Catenation is the ability of an element to form bonds with itself in long chains, rings, or networks. Carbon shows highest catenation because C-C bond is very strong (347 kJ/mol) and stable. Order: C >> Si > Ge ≈ Sn > Pb. Silicon: forms Si-Si bonds in silanes (SiₙH₂ₙ₊₂) but max ~10 Si atoms. Carbon: forms chains up to millions of atoms (polymers, DNA). Why C is special: small size → strong C-C σ bond + ability to form pπ-pπ bonds (alkenes, alkynes). Oxygen: very weak O-O bond (only in peroxides) → poor catenation. Sulphur: moderate S-S bond → chains in S₈ ring, polysulphides.

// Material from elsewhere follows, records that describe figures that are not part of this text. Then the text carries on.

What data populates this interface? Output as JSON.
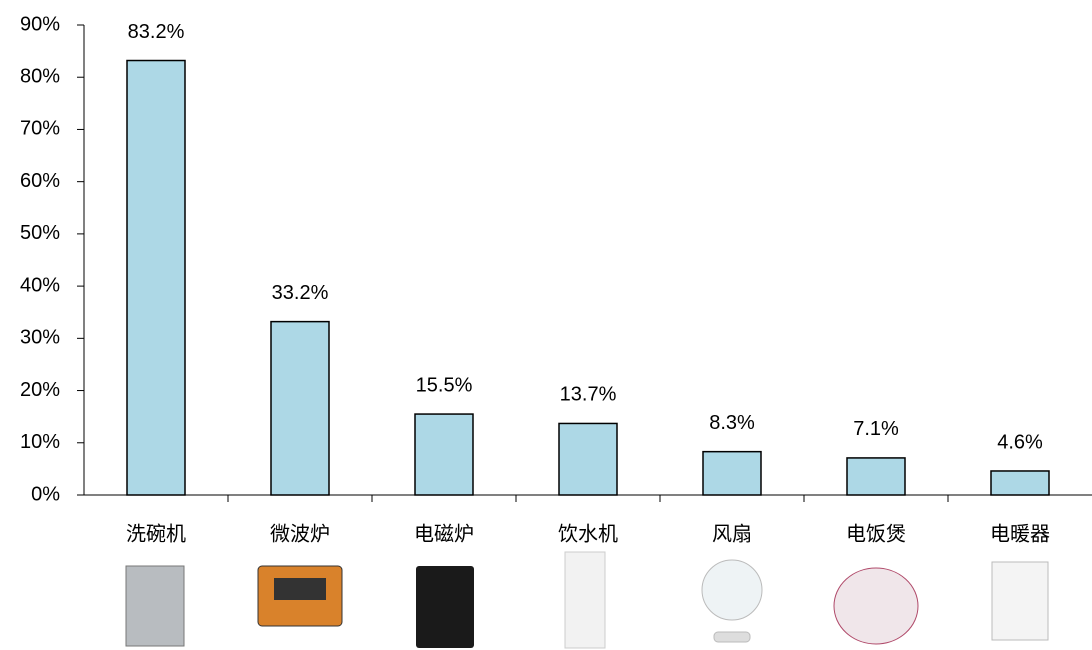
{
  "chart_data": {
    "type": "bar",
    "categories": [
      "洗碗机",
      "微波炉",
      "电磁炉",
      "饮水机",
      "风扇",
      "电饭煲",
      "电暖器"
    ],
    "values": [
      83.2,
      33.2,
      15.5,
      13.7,
      8.3,
      7.1,
      4.6
    ],
    "value_labels": [
      "83.2%",
      "33.2%",
      "15.5%",
      "13.7%",
      "8.3%",
      "7.1%",
      "4.6%"
    ],
    "color": "#add8e6",
    "ylim": [
      0,
      90
    ],
    "yticks": [
      {
        "value": 0,
        "label": "0%"
      },
      {
        "value": 10,
        "label": "10%"
      },
      {
        "value": 20,
        "label": "20%"
      },
      {
        "value": 30,
        "label": "30%"
      },
      {
        "value": 40,
        "label": "40%"
      },
      {
        "value": 50,
        "label": "50%"
      },
      {
        "value": 60,
        "label": "60%"
      },
      {
        "value": 70,
        "label": "70%"
      },
      {
        "value": 80,
        "label": "80%"
      },
      {
        "value": 90,
        "label": "90%"
      }
    ],
    "grid": false
  }
}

BCl₃ exists as monomer: Boron has empty p orbital → accepts lone pair from Cl via pπ-pπ backbonding (Cl lone pair → B empty p) → partial double bond character → planar structure → no tendency to dimerize. Structure: trigonal planar. AlCl₃ exists as dimer (Al₂Cl₆): Al has empty d orbitals but weaker backbonding with Cl. Al is Lewis acid → forms dimer where each Al atom accepts lone pair from bridging Cl of the other Al. Structure: two AlCl₄ tetrahedra sharing an edge (Cl-Al-Cl-Al bridge). In gas phase at very high T, Al₂Cl₆ dissociates to AlCl₃.

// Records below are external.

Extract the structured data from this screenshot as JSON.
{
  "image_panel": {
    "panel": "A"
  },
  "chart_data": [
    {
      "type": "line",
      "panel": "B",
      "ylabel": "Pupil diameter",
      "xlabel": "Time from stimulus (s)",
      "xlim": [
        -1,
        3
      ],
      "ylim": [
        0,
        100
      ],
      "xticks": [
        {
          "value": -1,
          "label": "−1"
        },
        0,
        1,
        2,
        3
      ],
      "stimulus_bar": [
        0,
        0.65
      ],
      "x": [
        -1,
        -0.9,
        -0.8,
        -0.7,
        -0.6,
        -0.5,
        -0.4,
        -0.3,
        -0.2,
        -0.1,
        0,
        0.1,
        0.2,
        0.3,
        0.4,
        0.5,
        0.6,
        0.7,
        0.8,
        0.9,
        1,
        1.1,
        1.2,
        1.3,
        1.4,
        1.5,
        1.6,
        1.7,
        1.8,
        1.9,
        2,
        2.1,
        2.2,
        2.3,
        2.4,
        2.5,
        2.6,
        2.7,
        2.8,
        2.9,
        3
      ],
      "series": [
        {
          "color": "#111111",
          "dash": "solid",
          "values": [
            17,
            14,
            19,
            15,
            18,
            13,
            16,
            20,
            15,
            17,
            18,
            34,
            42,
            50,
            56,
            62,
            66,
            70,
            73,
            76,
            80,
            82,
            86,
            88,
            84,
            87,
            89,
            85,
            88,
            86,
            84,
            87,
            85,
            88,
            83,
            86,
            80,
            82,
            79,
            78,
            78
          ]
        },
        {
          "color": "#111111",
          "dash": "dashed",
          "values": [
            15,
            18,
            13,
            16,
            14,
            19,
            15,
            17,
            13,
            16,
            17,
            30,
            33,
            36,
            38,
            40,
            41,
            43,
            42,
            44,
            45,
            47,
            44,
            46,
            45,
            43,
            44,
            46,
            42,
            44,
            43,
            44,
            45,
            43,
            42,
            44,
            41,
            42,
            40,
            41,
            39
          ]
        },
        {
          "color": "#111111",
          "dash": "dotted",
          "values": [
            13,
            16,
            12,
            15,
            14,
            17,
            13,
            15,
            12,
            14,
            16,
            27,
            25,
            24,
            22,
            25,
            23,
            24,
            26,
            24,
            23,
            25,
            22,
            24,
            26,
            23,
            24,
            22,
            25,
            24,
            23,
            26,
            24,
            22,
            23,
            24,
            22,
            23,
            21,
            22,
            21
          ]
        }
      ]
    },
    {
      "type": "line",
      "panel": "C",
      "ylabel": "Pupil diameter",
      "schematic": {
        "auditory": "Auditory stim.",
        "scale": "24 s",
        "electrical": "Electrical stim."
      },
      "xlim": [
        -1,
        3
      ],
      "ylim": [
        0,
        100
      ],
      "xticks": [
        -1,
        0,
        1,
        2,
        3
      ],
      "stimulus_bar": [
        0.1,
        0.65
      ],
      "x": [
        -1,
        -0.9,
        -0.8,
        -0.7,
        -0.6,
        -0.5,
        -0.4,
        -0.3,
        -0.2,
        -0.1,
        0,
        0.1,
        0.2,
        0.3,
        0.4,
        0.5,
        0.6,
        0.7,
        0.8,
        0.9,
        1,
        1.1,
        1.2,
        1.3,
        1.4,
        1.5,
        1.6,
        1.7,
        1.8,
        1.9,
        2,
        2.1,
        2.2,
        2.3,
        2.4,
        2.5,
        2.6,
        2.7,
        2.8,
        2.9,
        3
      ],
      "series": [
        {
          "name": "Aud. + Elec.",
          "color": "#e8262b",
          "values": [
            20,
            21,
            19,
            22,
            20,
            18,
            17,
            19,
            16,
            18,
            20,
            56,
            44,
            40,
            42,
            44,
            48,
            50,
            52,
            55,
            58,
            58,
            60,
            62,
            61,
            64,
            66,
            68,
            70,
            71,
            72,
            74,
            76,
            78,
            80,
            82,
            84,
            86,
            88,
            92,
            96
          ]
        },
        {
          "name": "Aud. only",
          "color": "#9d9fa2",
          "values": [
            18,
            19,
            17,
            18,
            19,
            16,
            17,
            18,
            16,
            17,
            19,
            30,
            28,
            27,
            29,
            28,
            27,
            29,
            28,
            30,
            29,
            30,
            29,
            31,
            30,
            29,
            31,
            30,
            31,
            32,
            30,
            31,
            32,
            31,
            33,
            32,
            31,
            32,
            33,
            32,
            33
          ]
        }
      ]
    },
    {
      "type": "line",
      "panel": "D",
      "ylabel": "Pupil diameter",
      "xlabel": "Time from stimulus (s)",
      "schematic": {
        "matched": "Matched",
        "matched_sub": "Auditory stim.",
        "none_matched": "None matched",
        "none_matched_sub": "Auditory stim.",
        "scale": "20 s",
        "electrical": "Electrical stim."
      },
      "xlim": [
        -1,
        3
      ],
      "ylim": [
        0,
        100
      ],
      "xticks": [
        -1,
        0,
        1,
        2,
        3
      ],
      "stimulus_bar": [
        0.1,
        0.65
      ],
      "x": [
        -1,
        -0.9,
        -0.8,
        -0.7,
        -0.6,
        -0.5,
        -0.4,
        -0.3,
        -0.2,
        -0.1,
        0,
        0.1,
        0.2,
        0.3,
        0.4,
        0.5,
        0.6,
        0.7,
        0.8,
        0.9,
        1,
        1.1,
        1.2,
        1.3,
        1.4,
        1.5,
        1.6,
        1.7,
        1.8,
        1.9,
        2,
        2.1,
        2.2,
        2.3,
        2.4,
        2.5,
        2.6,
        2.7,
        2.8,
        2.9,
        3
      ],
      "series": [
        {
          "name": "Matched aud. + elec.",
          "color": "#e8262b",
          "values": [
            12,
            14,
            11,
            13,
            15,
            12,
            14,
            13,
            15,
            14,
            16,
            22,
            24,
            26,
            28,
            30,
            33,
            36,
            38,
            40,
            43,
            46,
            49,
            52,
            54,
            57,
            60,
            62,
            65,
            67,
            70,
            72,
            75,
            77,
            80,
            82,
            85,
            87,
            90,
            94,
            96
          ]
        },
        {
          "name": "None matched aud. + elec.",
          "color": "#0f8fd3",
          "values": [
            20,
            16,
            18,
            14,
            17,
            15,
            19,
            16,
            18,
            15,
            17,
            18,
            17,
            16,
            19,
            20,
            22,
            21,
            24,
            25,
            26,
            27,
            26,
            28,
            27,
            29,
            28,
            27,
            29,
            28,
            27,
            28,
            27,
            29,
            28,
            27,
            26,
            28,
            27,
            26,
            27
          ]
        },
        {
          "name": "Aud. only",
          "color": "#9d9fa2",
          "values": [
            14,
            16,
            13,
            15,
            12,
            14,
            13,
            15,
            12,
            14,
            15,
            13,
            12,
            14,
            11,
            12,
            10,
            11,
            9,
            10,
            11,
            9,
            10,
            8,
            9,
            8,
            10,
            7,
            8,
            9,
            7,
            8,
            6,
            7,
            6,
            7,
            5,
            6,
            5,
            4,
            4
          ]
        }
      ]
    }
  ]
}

📌 −2: H₂S, Na₂S (sulphides)
📌 0: S (elemental, S₈ ring)
📌 +2: SCl₂, SF₂ (rare)
📌 +4: SO₂, H₂SO₃, SF₄, SOCl₂ (thionyl chloride)
📌 +6: SO₃, H₂SO₄, SF₆, SO₂Cl₂ (sulphuryl chloride)
📌 S shows +4 and +6 because it has d orbitals (Period 3) — unlike O
📌 This is the key difference between O and S: O max valency = 2; S max valency = 6
Nitrogen shows all oxidation states from −3 to +5: −3 (NH₃, amines), −2 (N₂H₄ hydrazine), −1 (NH₂OH hydroxylamine), 0 (N₂), +1 (N₂O laughing gas), +2 (NO), +3 (HNO₂, NO₂⁻, NCl₃), +4 (NO₂, N₂O₄), +5 (HNO₃, NO₃⁻). Unlike P, N cannot show +5 valency in fluorides (NF₅ doesn't exist) because N has no d orbitals — maximum valency = 4 in NH₄⁺ (using all 4 valence orbitals). But in NO₃⁻ and N₂O₅, N is +5 through oxidation state counting without violating octet rule.
Three reasons: (1) C-C bond energy = 347 kJ/mol (very high) → stable chains. Compare: Si-Si = 226 kJ/mol, Ge-Ge = 188 kJ/mol. (2) Carbon is small (covalent radius 77 pm) → good orbital overlap. (3) Carbon forms both σ and π bonds (pπ-pπ) → can make C=C and C≡C without d orbitals. This allows aromatic rings, alkenes, alkynes — adding enormous structural diversity. Life on Earth is carbon-based precisely because of this unique combination of strong C-C bonds + diverse bonding (single, double, triple) + ability to bond to H, O, N, S, halogens.